I want to start this by saying that this thread isn’t about my own situation. One of my cousins, a white female from a wealthy family, has done pretty well for herself at a good public high school. Her stats are all on the lower end of “in range” for Dartmouth, GPA-wise and test score-wise. She really wants to go to Dartmouth, and has all the normal “good” extracurricular activities, has spent a summer volunteering abroad in Africa, etc. but is not really a standout at anything. However, her family is very good friends with someone who apparently is very good friends with someone high on the board of admissions for Dartmouth. The man on the board of admissions said to “let him know” if Dartmouth was truly her first choice and he’d see what he could do and would meet with her. This honestly all really bothers me because again, my cousin is a good student, but there isn’t really all that special and she comes from a world of tutoring and privilege. By the way, she isn’t a legacy or anything like that. But I’m wondering if anyone’s heard any stories about how influential having some sort of connection with someone “high in admissions” is if they’re not a family member or anything like that. Would this push her over the edge to get in if she appeared like just a normal cookie cutter applicant but he put in a decent word for her?

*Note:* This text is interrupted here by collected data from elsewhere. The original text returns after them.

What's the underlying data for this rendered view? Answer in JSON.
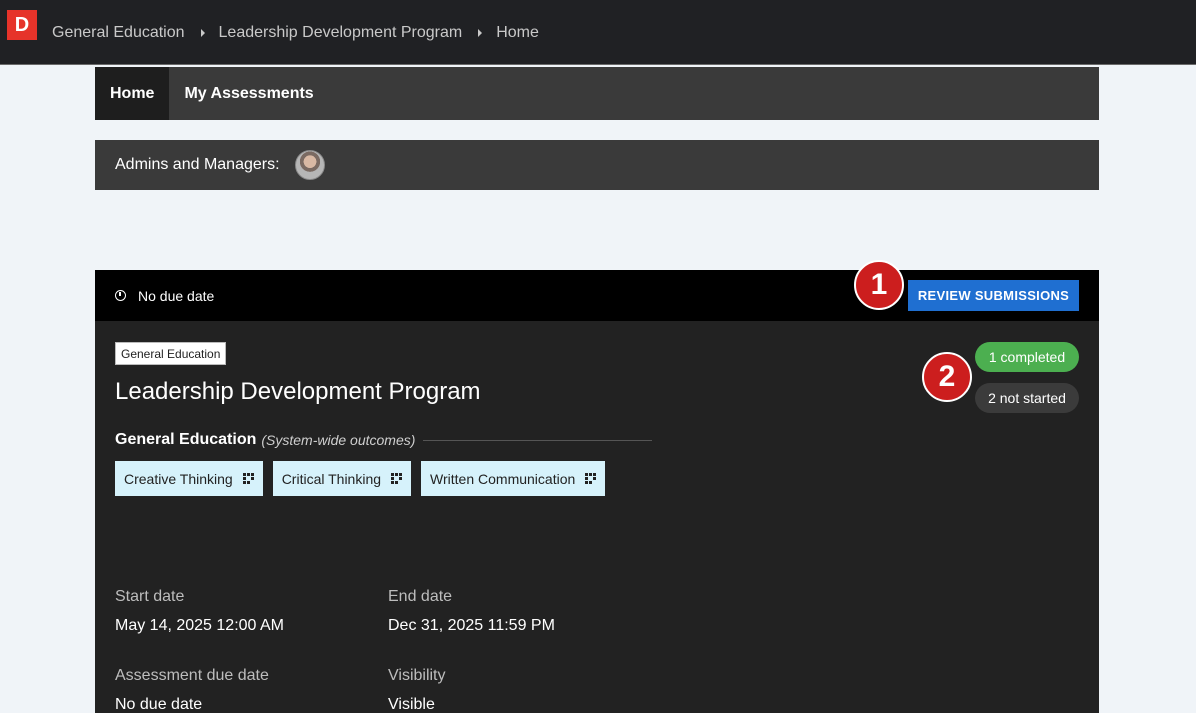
{
  "header": {
    "logo_letter": "D",
    "breadcrumbs": [
      "General Education",
      "Leadership Development Program",
      "Home"
    ]
  },
  "tabs": [
    {
      "label": "Home",
      "active": true
    },
    {
      "label": "My Assessments",
      "active": false
    }
  ],
  "admins": {
    "label": "Admins and Managers:"
  },
  "card": {
    "due_text": "No due date",
    "review_button": "REVIEW SUBMISSIONS",
    "tag": "General Education",
    "title": "Leadership Development Program",
    "outcomes_group": "General Education",
    "outcomes_sub": "(System-wide outcomes)",
    "outcomes": [
      "Creative Thinking",
      "Critical Thinking",
      "Written Communication"
    ],
    "status": {
      "completed": "1 completed",
      "not_started": "2 not started"
    },
    "fields": {
      "start_label": "Start date",
      "start_value": "May 14, 2025 12:00 AM",
      "end_label": "End date",
      "end_value": "Dec 31, 2025 11:59 PM",
      "due_label": "Assessment due date",
      "due_value": "No due date",
      "visibility_label": "Visibility",
      "visibility_value": "Visible"
    }
  },
  "markers": [
    "1",
    "2"
  ],
  "colors": {
    "accent_blue": "#1f6fd1",
    "completed_green": "#4caf50",
    "marker_red": "#cc1e1e",
    "logo_red": "#e6332a",
    "chip_bg": "#d6f2fb"
  }
}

Oh, and she’ll probably plan to apply Early Decision

Admissions officers are always on the look-out for applicants. That is their job!!! Provided her GPA/Test scores/ECs/essays/letters of recommendation/anything else that might factor into the decision are all in order, there is every reason for the admissions officer to encourage her to apply. That is exactly what the admissions officer is supposed to be doing.

I don’t think you understand. This person is insinuating that he can help her get in.

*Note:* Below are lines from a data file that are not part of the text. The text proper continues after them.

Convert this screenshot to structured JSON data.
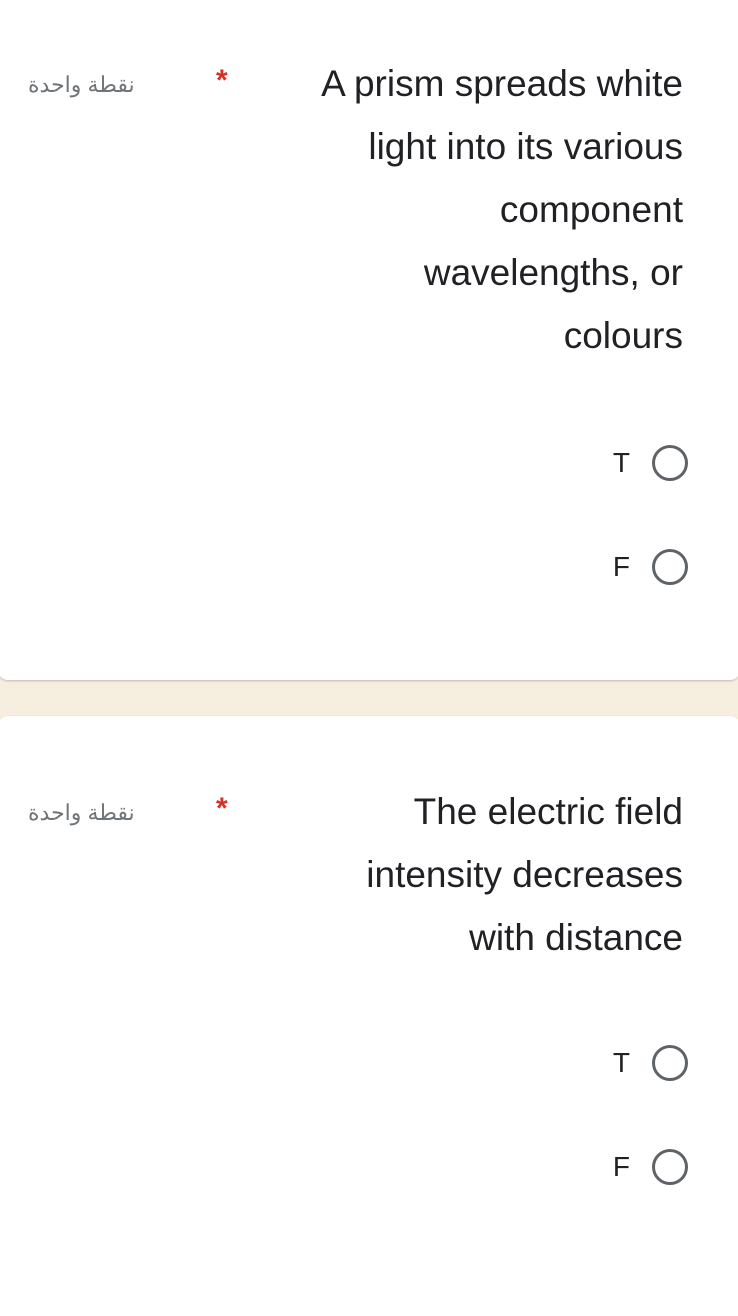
{
  "questions": [
    {
      "points_label": "نقطة واحدة",
      "required_marker": "*",
      "text_lines": [
        "A prism spreads white",
        "light into its various",
        "component",
        "wavelengths, or",
        "colours"
      ],
      "options": [
        {
          "label": "T",
          "selected": false
        },
        {
          "label": "F",
          "selected": false
        }
      ]
    },
    {
      "points_label": "نقطة واحدة",
      "required_marker": "*",
      "text_lines": [
        "The electric field",
        "intensity decreases",
        "with distance"
      ],
      "options": [
        {
          "label": "T",
          "selected": false
        },
        {
          "label": "F",
          "selected": false
        }
      ]
    }
  ],
  "colors": {
    "background": "#f6eedf",
    "required": "#d93025",
    "radio_border": "#5f6368"
  }
}
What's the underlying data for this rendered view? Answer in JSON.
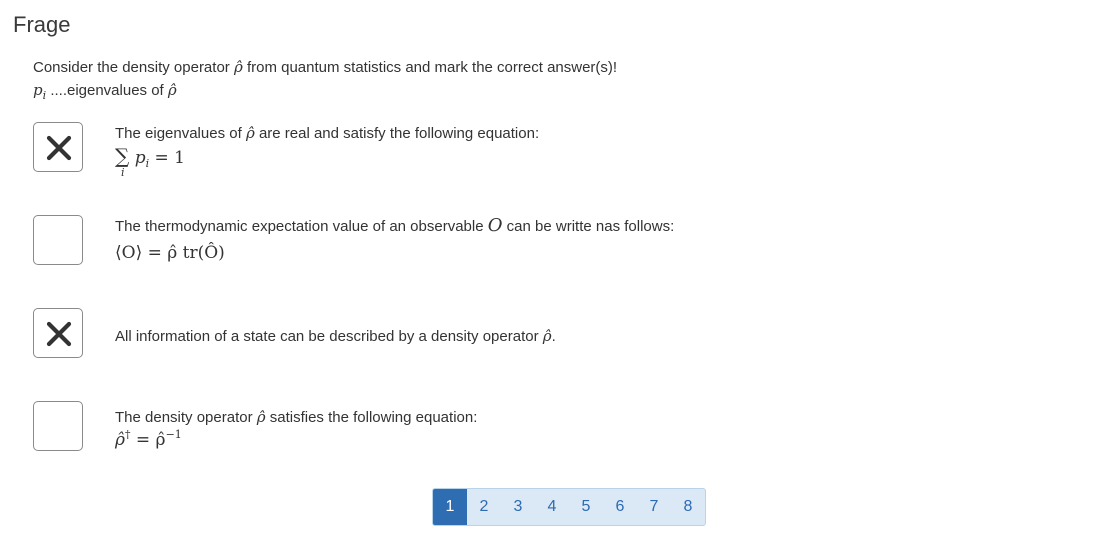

Probably but who cares and how would we know? this is entirely heresay. This happens more than one might think probably. More egregious with legacies.

A person two steps removed, who knows nothing of the student wants to help. That and a dollar will get you a soda at McDonalds

Not your business at all. Later in life you will sometimes know of people getting hired due to inside connections. Oh well.

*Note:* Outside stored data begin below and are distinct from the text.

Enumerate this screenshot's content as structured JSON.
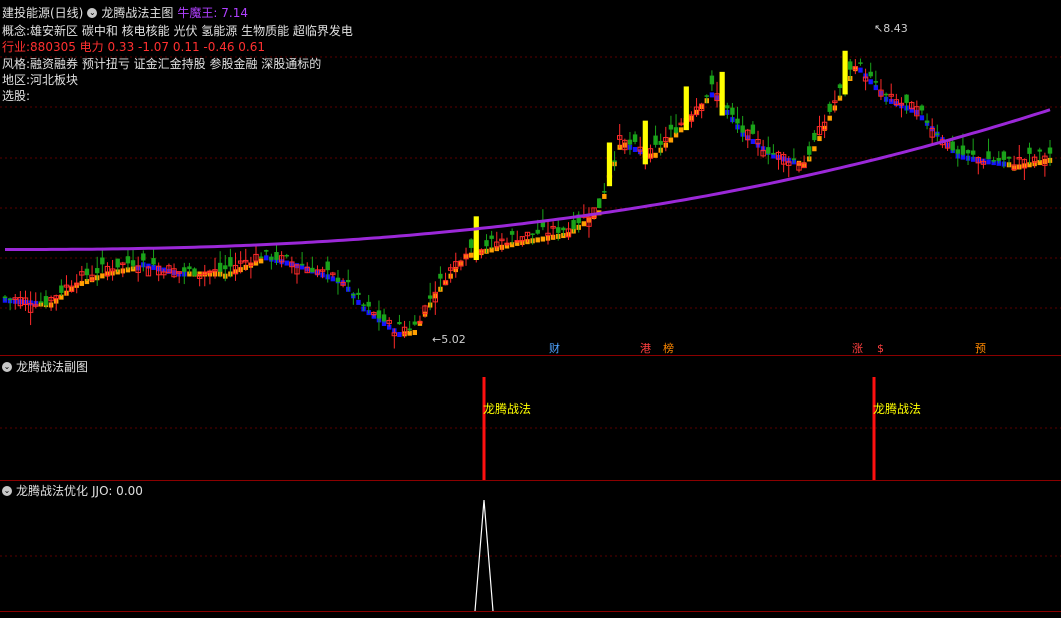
{
  "header": {
    "stock_name": "建投能源(日线)",
    "main_indicator": "龙腾战法主图",
    "extra_label": "牛魔王: 7.14"
  },
  "info": {
    "concept": {
      "label": "概念:",
      "value": "雄安新区 碳中和 核电核能 光伏 氢能源 生物质能 超临界发电"
    },
    "industry": {
      "label": "行业:",
      "value": "880305 电力 0.33 -1.07 0.11 -0.46 0.61"
    },
    "style": {
      "label": "风格:",
      "value": "融资融券 预计扭亏 证金汇金持股 参股金融 深股通标的"
    },
    "region": {
      "label": "地区:",
      "value": "河北板块"
    },
    "pick": {
      "label": "选股:",
      "value": ""
    }
  },
  "annotations": {
    "high": "8.43",
    "low": "5.02"
  },
  "event_badges": [
    {
      "text": "财",
      "color": "#4fa3ff"
    },
    {
      "text": "港",
      "color": "#ff4040"
    },
    {
      "text": "榜",
      "color": "#ff8800"
    },
    {
      "text": "涨",
      "color": "#ff4040"
    },
    {
      "text": "$",
      "color": "#ff4040"
    },
    {
      "text": "预",
      "color": "#ff8800"
    }
  ],
  "sub_panel": {
    "title": "龙腾战法副图",
    "signal_label": "龙腾战法"
  },
  "opt_panel": {
    "title": "龙腾战法优化",
    "value": "JJO: 0.00"
  },
  "colors": {
    "up": "#ff2a2a",
    "down": "#1aa31a",
    "ma_line": "#9b28d8",
    "trend_up": "#ffa000",
    "trend_down": "#1414ff",
    "signal_bar": "#ffff00",
    "divider": "#8b0000",
    "grid": "#5a0000"
  },
  "chart_data": {
    "type": "candlestick",
    "price_range": [
      4.8,
      8.6
    ],
    "labeled_extremes": {
      "high": 8.43,
      "low": 5.02
    },
    "ma_line_start": 5.95,
    "ma_line_end": 7.55,
    "signal_indices": [
      82,
      146
    ],
    "signal_label": "龙腾战法",
    "jjo_value": 0.0
  }
}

“This person is insinuating that he can help her get in.”

Which person? The one who works in the admissions office, or the friend of that person? Did you personally hear the words said? In either case, why does it matter so much to you?

Can the admissions officer get a promising applicant in? Sometimes yes, sometimes no.

Can a friend of an admissions officer get an applicant in? Of course not! That is a decision of the admissions office!

The OP says that the man on the board of admissions (presumably the adcom) will meet with her and see what he can do if Dartmouth is her first choice. So, that’s the exercise of influence, but not terribly much. Could he get her in? Maybe, depending on how the committee works and what his position is. Is he promising to get her in, sight unseen? No he is not. I’m sure he chose his words carefully when the mutual friend asked for the favor. All he has promised to do is meet with her. I would assume that “what he can do” depends both on the the factors I already described (process and position) and on how much she and her application impress him. How different is it from the situation in The Gatekeepers where a GC who is a good friend of the admissions officer brings strong candidates to his attention? There are always going to be people (GC’s, faculty, friends of admissions officers, etc etc) who can get an application an extra close look. I’d be surprised if, in the scheme of things, it’s much of a thumb on the scale.

Why do you care? Just wish her the best with her applications and move on.

“A person two steps removed, who knows nothing of the student wants to help. That and a dollar will get you a soda at McDonalds.”

Right. Your dad’s oldest buddy is the dean of admission (or the provost of the college)? You’re going to get a special look. Friends of friends will not get any meaningful favors.

I would be cautious of private meetings.

I was told - today, coincidentally – by a close mutual friend of a trustee of a superelite that their influence “can’t pull a kid over the fence, but can push him in if he is on the fence”. (his metaphor)

It was interesting to me, because I had heard – many times – that undue influence peddling does more damage than good.

Look at from Dartmouth’s or any other selective school’s prospective. They desperately want to keep their yield rates low and acceptance rates high, which means guessing which kids who applied have Dartmouth as their first choice and will an accept an offer. By telling an adcom that Dartmouth is a first choice for a student, it would be foolish for an adcom to ignore that fact in deciding whether or not to admit them.

Isn’t that what ED is for, at least in part? Although, yes, I realize that sometimes people don’t apply ED to their first choice because they need to see FA packages.